Жена дворника схватила его за рукав.
– Господи! Кто же ты?
– Соколовский, – ответил он негромко, опускаясь на табурет – ноги плохо слушались его. – Помните? Из 47-й, на третьем… У нас дочка была, Леночка…
Он прислонился спиной к доске объявлений, залепленной обрывками бумажек. Сейчас он узнает все, сейчас круглолицая, сердобольная, рано поседевшая женщина скажет несколько слов, от которых так много будет зависеть.
– Инженер?
Жильцы дома были для нее инженерами, докторами, столярами, бухгалтерами – они занимались делом, тех же, кто был ей не ясен, тетя Паша называла иначе: «Отой лайдак из двенадцатой квартиры».
– Ой, горе мое!
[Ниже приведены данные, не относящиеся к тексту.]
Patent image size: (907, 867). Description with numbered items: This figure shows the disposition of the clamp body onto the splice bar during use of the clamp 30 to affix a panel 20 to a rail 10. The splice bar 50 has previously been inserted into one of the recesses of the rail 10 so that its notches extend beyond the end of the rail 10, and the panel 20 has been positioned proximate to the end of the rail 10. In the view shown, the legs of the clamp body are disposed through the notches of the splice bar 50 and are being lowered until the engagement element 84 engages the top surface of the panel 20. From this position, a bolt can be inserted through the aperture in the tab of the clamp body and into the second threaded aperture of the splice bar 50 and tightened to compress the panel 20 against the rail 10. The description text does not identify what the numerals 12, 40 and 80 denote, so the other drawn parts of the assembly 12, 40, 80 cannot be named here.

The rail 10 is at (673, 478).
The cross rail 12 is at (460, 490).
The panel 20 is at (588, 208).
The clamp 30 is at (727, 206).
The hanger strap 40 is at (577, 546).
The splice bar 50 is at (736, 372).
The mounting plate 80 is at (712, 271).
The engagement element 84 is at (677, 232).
Як же ты попал До нас? – пробормотала она. – Дом теперь казенный, в трех парадных немцы квартируют, на ганочку[9] солдат с автоматом, а тут меня на караул поставили. Не дом он теперь, а цвинтар[10], настоящий цвинтар… И лифт стоит. Нация, а лифта нема!
– Где Люда? – тихо спросил Соколовский. – Леночка где?
– Поехали твои! Все поехали…
Она повела Соколовского вниз по темной лестнице.
– Сели на чемоданы та на узлы, молчат и плачуть, я же их и на вокзал провожала… Вагон товарный, народу набилось, не дай господь. Леночка ваша у самой двери, як чайная роза… Очи – от такие! – Паша показала. – Малая, а беду чует… Тут осторожно, ступенька сломана! – Она сжала руку Соколовского. – Оченята большие, – повторила она, пробуждая в душе Соколовского боль, и нежность, и страх за них, уехавших, – а рученька тоненькая, наскризь светится, як сосулька на солнце… – Тетя Паша глубоко вздохнула. – И батько с мамой твои поехали. Куда подались, кто их там накормит, кто старость пожалеет?! – И было в ее голосе не только милосердие, но и странное осуждение: как это люди, жизнь прожившие на одном месте, вдруг покидают его? Не быть ли от этого беде и еще большего для всех страдания?